Yol yaptı köprü yaptı beğenileri kaptı
Paylaşımlı dünyanın bir diğer getirisi ise oyun dünyasında bıraktığımız uyarı levhalarının bile başka oyuncular tarafından aldığı beğeniler oluyor. Belki de yaptığınız bir jeneratör tam o sırada zor durumda olan birine yardım etti ve kolaylık sağladı bunun karşılığı olarak bizim yaptığımız yapılara beğeni bırakabiliyorlar. Her oyuna çıkıp girdiğiniz de aldığınız beğenilerin bildirim olarak size belirtilmesi sadece kendimize değil başkalarına da yardım etme hissi kesinlikle oynanışa bir derinlik katıyor.
Oyundaki en büyük düşmanımız çevresel unsurlar bu unsurları minimuma indirmek için yollar,taşıtlar ve köprüler yapmak büyük önem taşıyor. İlk başta aşması bir saat süren mesafeleri yollar yaparak 2-3 dakika gibi bir seviyeye indirdiğinizi gördüğünüzde oyundan aldığınız tatmin hissi en üst noktalara ulaşıyor.
Bu noktada sizin yaptığınız ve başkalarının bıraktığı yapılar ile her şeyin çok kolaylaşacağını düşünebilirsiniz ama öyle olmuyor çünkü başkalarının yaptığı yapıların hepsi sizin dünyanızda gözükmüyor o noktada bi filtrelemeye gidilmiş ve denge sağlanmış durumda.
Kargolarım için
Taşıdığımız kargoların cinsleri, ağırlıkları ve zaafı olduğu şeyler gibi dikkat edilmesi gereken noktalar var. Bunlar çevresel zorluklarla birleşince her göreve çıkmadan önce bir planlama aşaması yapmamız gerekiyor. Ağırlıklarımızı üzerimize iyi bir biçimde dengeleyip yola çıkmamız lazım. Tabii ki buralar opsiyonel isterseniz kafanıza göre yapabilirsiniz ama emin olun bu işinizi baya bir zorlaştıracak. Bu noktalarda envanter yönetimi önem kazanıyor. Eğer kargonuz çok hassas ise hasar giderici spreyleri yanınıza almalı veya yükseğe tırmanıp, inmeniz gerekiyorsa merdiven ve halatlarınızı bol tutmanız gerekiyor.

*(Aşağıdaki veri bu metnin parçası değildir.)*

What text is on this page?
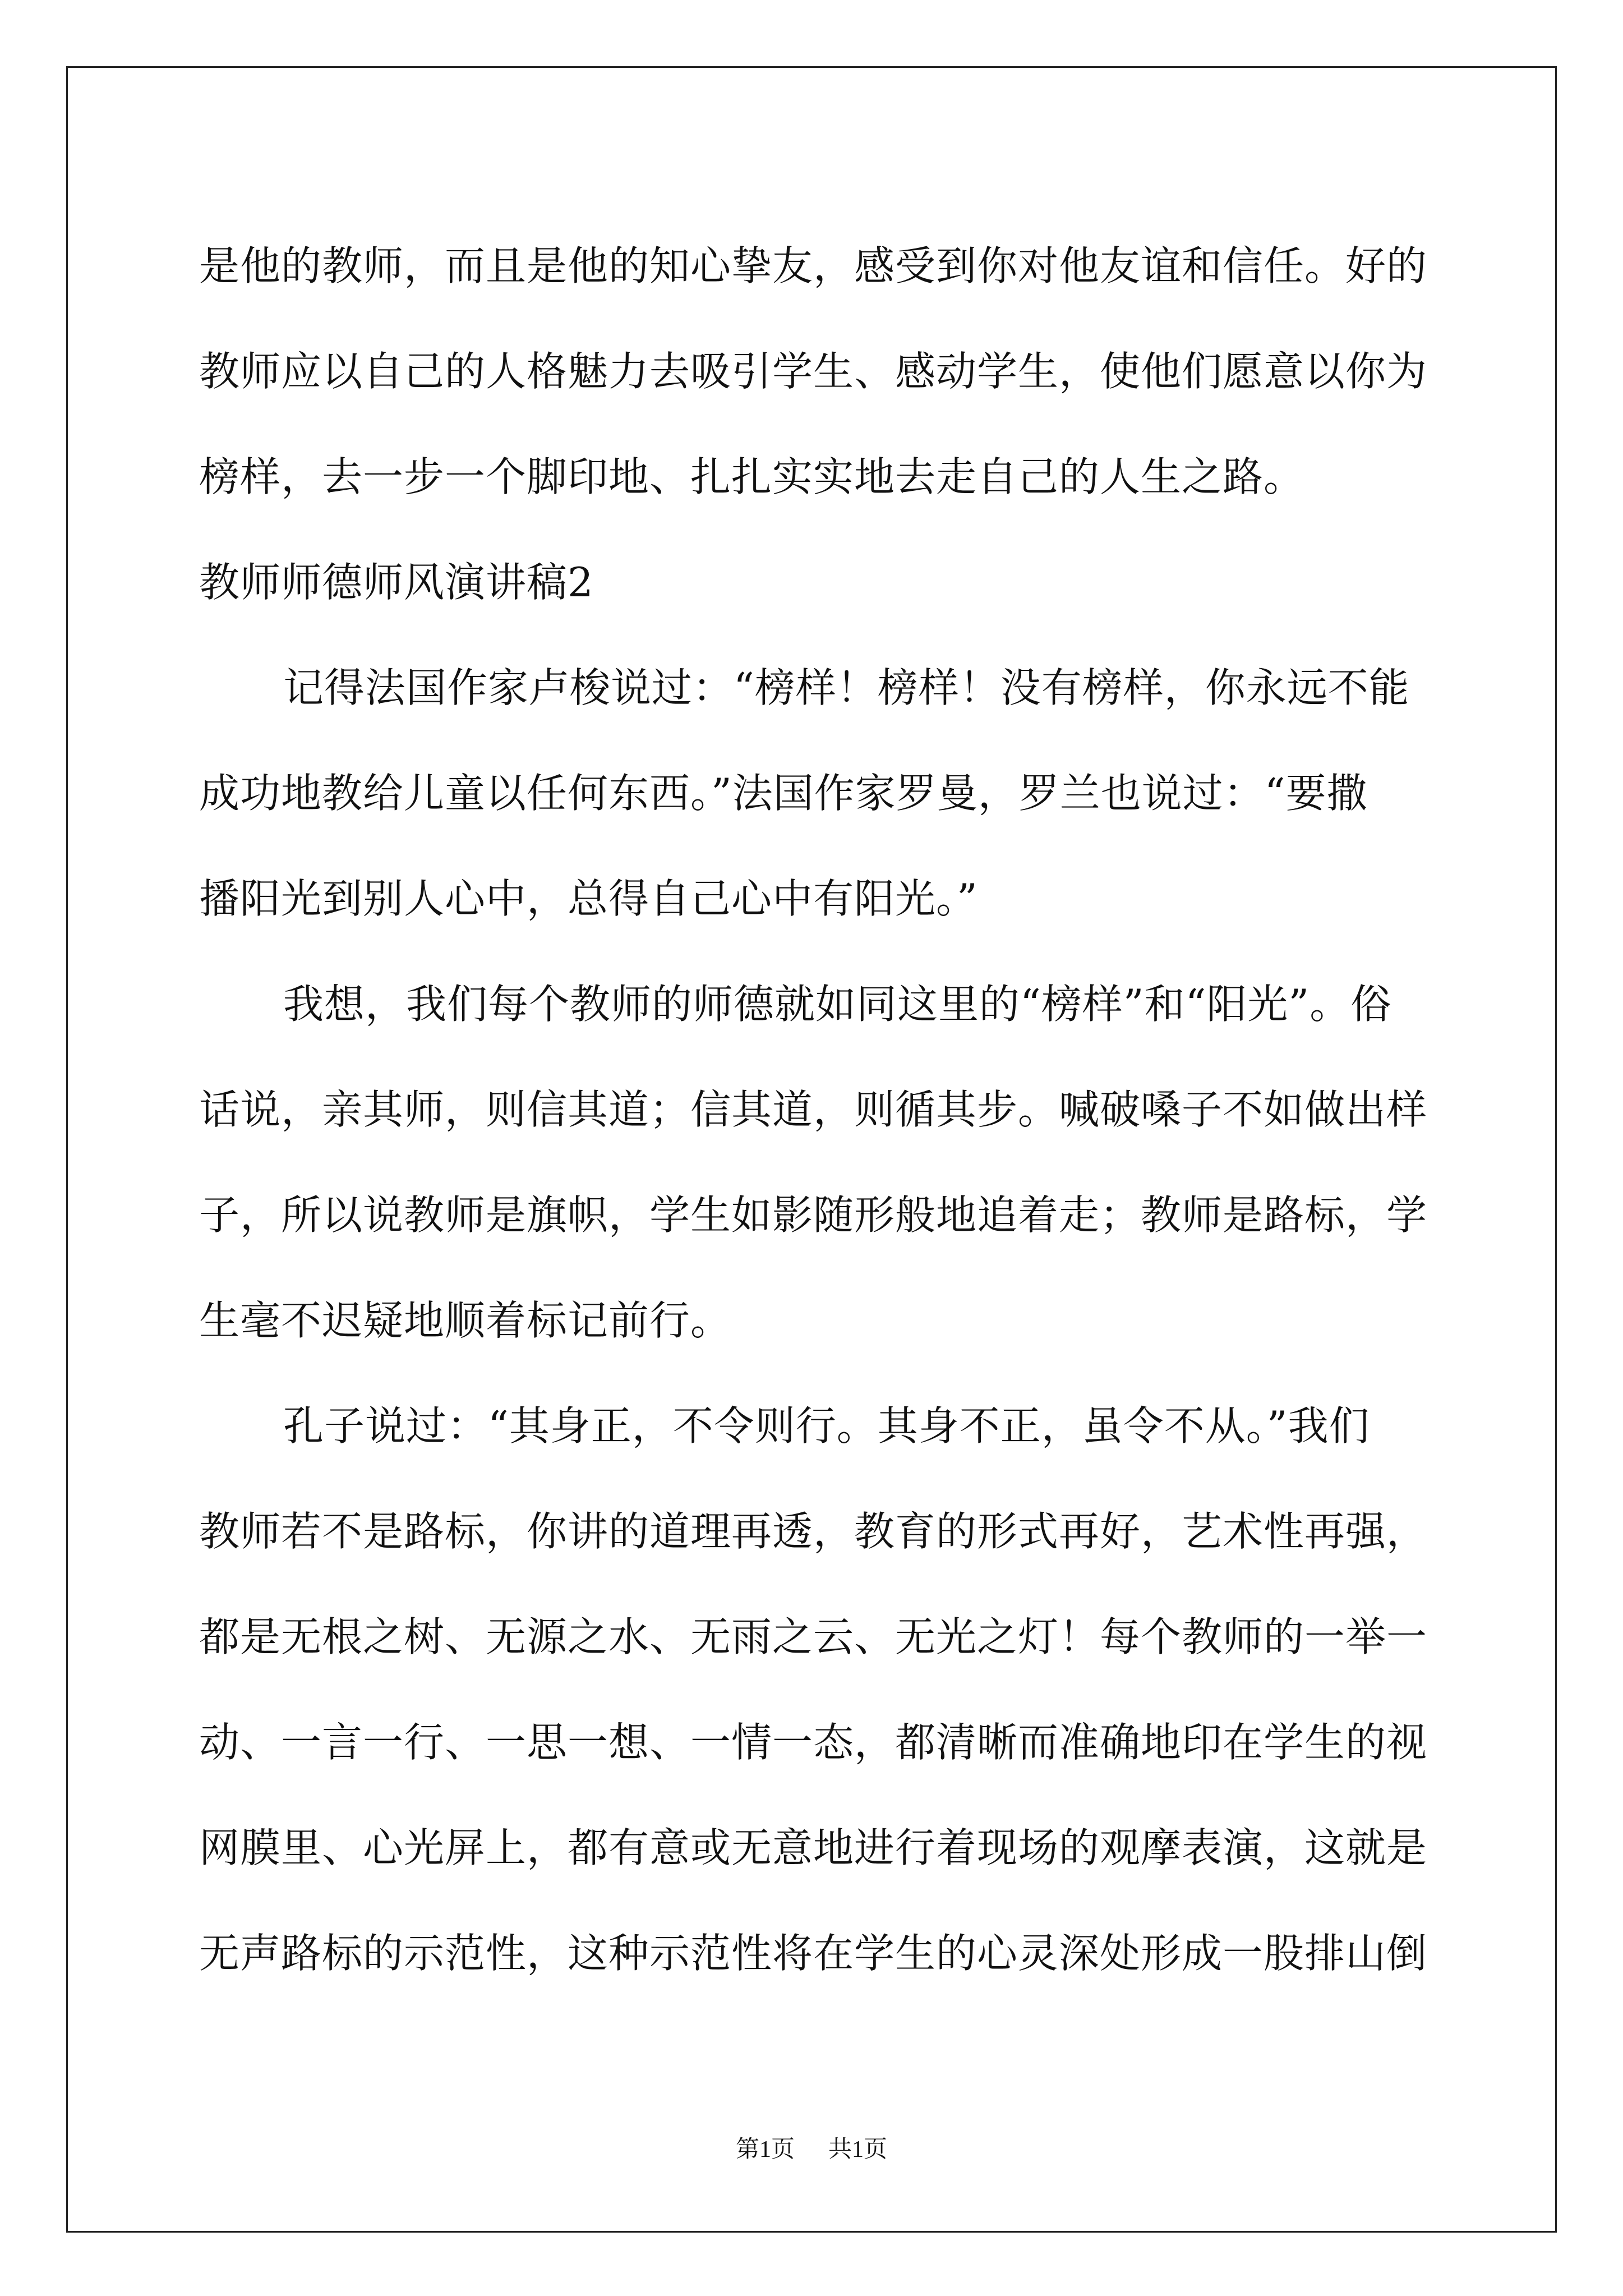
是他的教师，而且是他的知心挚友，感受到你对他友谊和信任。好的
教师应以自己的人格魅力去吸引学生、感动学生，使他们愿意以你为
榜样，去一步一个脚印地、扎扎实实地去走自己的人生之路。
教师师德师风演讲稿2
记得法国作家卢梭说过：“榜样！榜样！没有榜样，你永远不能
成功地教给儿童以任何东西。”法国作家罗曼，罗兰也说过：“要撒
播阳光到别人心中，总得自己心中有阳光。”
我想，我们每个教师的师德就如同这里的“榜样”和“阳光”。俗
话说，亲其师，则信其道；信其道，则循其步。喊破嗓子不如做出样
子，所以说教师是旗帜，学生如影随形般地追着走；教师是路标，学
生毫不迟疑地顺着标记前行。
孔子说过：“其身正，不令则行。其身不正，虽令不从。”我们
教师若不是路标，你讲的道理再透，教育的形式再好，艺术性再强，
都是无根之树、无源之水、无雨之云、无光之灯！每个教师的一举一
动、一言一行、一思一想、一情一态，都清晰而准确地印在学生的视
网膜里、心光屏上，都有意或无意地进行着现场的观摩表演，这就是
无声路标的示范性，这种示范性将在学生的心灵深处形成一股排山倒
第1页 共1页
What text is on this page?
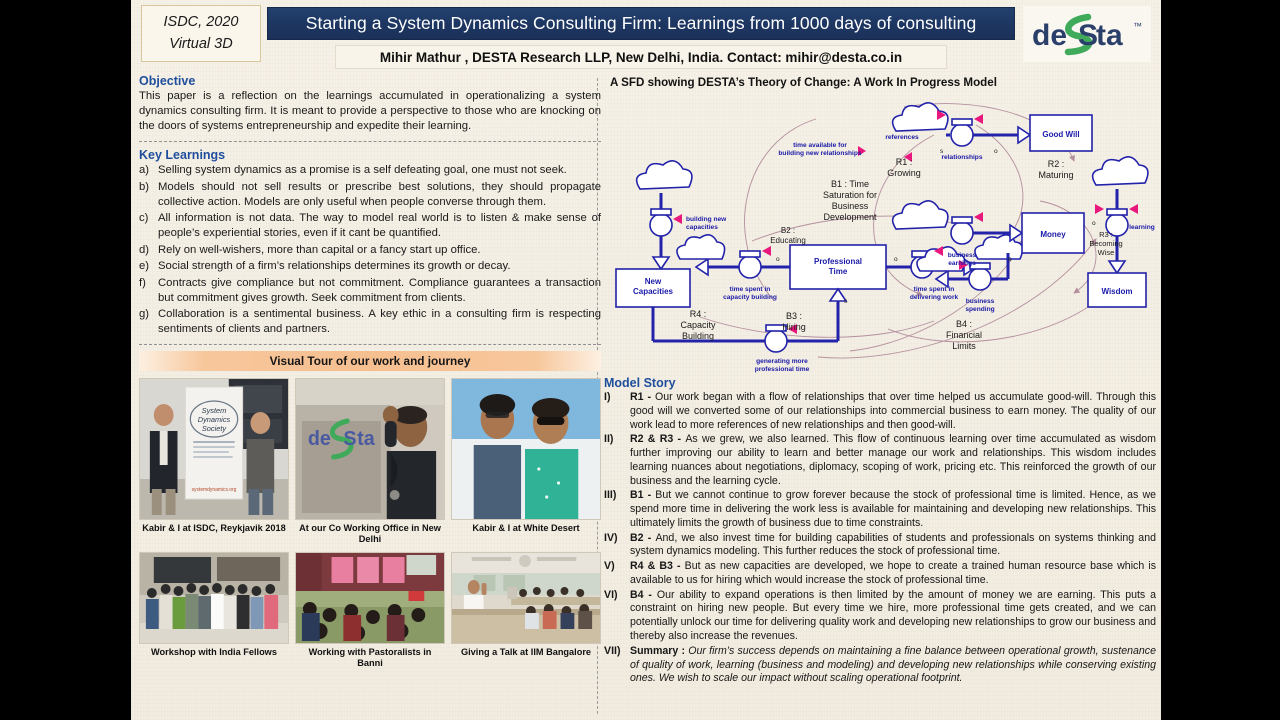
ISDC, 2020
Virtual 3D
Starting a System Dynamics Consulting Firm: Learnings from 1000 days of consulting
Mihir Mathur , DESTA Research LLP, New Delhi, India. Contact: mihir@desta.co.in
de S
ta ™
Objective

This paper is a reflection on the learnings accumulated in operationalizing a system dynamics consulting firm. It is meant to provide a perspective to those who are knocking on the doors of systems entrepreneurship and expedite their learning.

Key Learnings
a) Selling system dynamics as a promise is a self defeating goal, one must not seek.
b) Models should not sell results or prescribe best solutions, they should propagate collective action. Models are only useful when people converse through them.
c) All information is not data. The way to model real world is to listen & make sense of people’s experiential stories, even if it cant be quantified.
d) Rely on well-wishers, more than capital or a fancy start up office.
e) Social strength of a firm’s relationships determines its growth or decay.
f)	Contracts give compliance but not commitment. Compliance guarantees a transaction but commitment gives growth. Seek commitment from clients.
g) Collaboration is a sentimental business. A key ethic in a consulting firm is respecting sentiments of clients and partners.
Visual Tour of our work and journey
System
Dynamics
Society
systemdynamics.org
Kabir & I at ISDC, Reykjavik 2018
de S ta
At our Co Working Office in New Delhi
Kabir & I at White Desert
Workshop with India Fellows	Working with Pastoralists in Banni
Giving a Talk at IIM Bangalore
A SFD showing DESTA’s Theory of Change: A Work In Progress Model
New
Capacities
Professional
Time
Good Will
Money
Wisdom
building new
capacities
time spent in
capacity building
time spent in
delivering work
generating more
professional time
relationships
business
earnings
business
spending
references
time available for
building new relationships
learning
R1 :
Growing
R2 :
Maturing
R3 :
Becoming
Wise
R4 :
Capacity
Building
B1 : Time
Saturation for
Business
Development
B2 :
Educating
B3 :
Hiring	B4 :
Financial
Limits
o	o	o
s
o
s
o
Model Story
I)	R1 - Our work began with a flow of relationships that over time helped us accumulate good-will. Through this good will we converted some of our relationships into commercial business to earn money. The quality of our work lead to more references of new relationships and then good-will.
II)	R2 & R3 - As we grew, we also learned. This flow of continuous learning over time accumulated as wisdom further improving our ability to learn and better manage our work and relationships. This wisdom includes learning nuances about negotiations, diplomacy, scoping of work, pricing etc. This reinforced the growth of our business and the learning cycle.
III)	B1 - But we cannot continue to grow forever because the stock of professional time is limited. Hence, as we spend more time in delivering the work less is available for maintaining and developing new relationships. This ultimately limits the growth of business due to time constraints.
IV)	B2 - And, we also invest time for building capabilities of students and professionals on systems thinking and system dynamics modeling. This further reduces the stock of professional time.
V)	R4 & B3 - But as new capacities are developed, we hope to create a trained human resource base which is available to us for hiring which would increase the stock of professional time.
VI)	B4 - Our ability to expand operations is then limited by the amount of money we are earning. This puts a constraint on hiring new people. But every time we hire, more professional time gets created, and we can potentially unlock our time for delivering quality work and developing new relationships to grow our business and thereby also increase the revenues.
VII) Summary : Our firm’s success depends on maintaining a fine balance between operational growth, sustenance of quality of work, learning (business and modeling) and developing new relationships while conserving existing ones. We wish to scale our impact without scaling operational footprint.
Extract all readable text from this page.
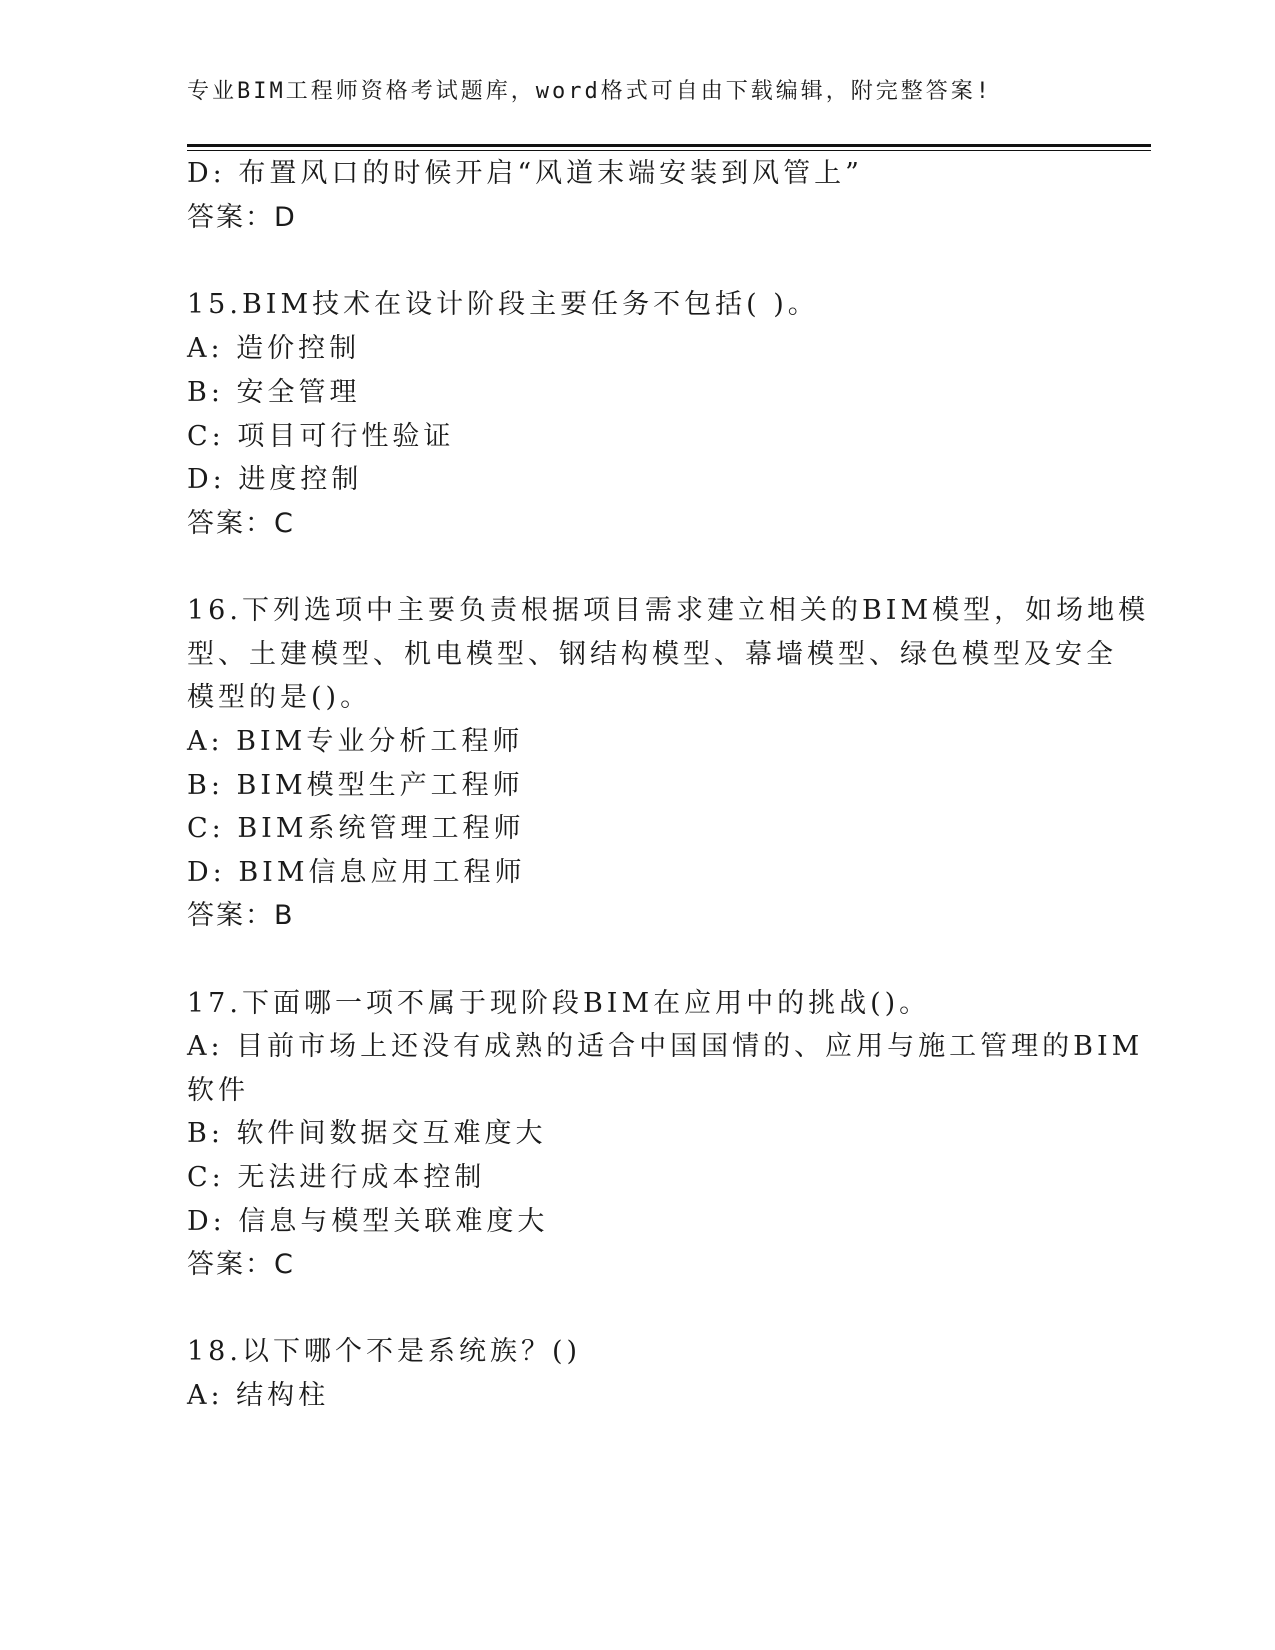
专业BIM工程师资格考试题库，word格式可自由下载编辑，附完整答案!
D: 布置风口的时候开启“风道末端安装到风管上”
答案：D
15.BIM技术在设计阶段主要任务不包括( )。
A: 造价控制
B: 安全管理
C: 项目可行性验证
D: 进度控制
答案：C
16.下列选项中主要负责根据项目需求建立相关的BIM模型，如场地模
型、土建模型、机电模型、钢结构模型、幕墙模型、绿色模型及安全
模型的是()。
A: BIM专业分析工程师
B: BIM模型生产工程师
C: BIM系统管理工程师
D: BIM信息应用工程师
答案：B
17.下面哪一项不属于现阶段BIM在应用中的挑战()。
A: 目前市场上还没有成熟的适合中国国情的、应用与施工管理的BIM
软件
B: 软件间数据交互难度大
C: 无法进行成本控制
D: 信息与模型关联难度大
答案：C
18.以下哪个不是系统族？()
A: 结构柱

Buna ek olarak kullandığımız her şeyin bir dayanıklılığı var. Eğer çok yürümeniz gerekiyorsa yedek botlarınızı almalı veya taşıma iskeletinizin pilinin bitebileceğini düşünüyorsanız yanınıza jenaratör yapma çantası almanız lazım. Böyle düşününce her görev aslında bir planlama ve dikkat gerektiriyor.
Boş Dünya Bol Manzara
Hikaye gereği Death Stranding boş bir dünyaya sahip. Çünkü dışarısı çok tehlikeli, tecrübeli kişiler hariç sıradan insanlar için dışarda geçecek kısa bir süre bile ölümcül sonuçlar doğurabilir. Bol bol yürüdüğümüz bu oyunda bize büyüleyici doğal manzaralar eşlik ediyor. Gerçekten bu kadar boş bir dünyada bulunmayı çekici kılabilecek tek şey bu eşsiz manzaralar olmuş. Her bir sahneyi durdurup ekran görüntüsü alsanız bilgisayarınıza mükemmel bir arkaplanı olabilir. Doğadaki her bir unsurun çimeninden yere yağan kar tanesine kadar her birinin kaplaması mükemmel yapılmış.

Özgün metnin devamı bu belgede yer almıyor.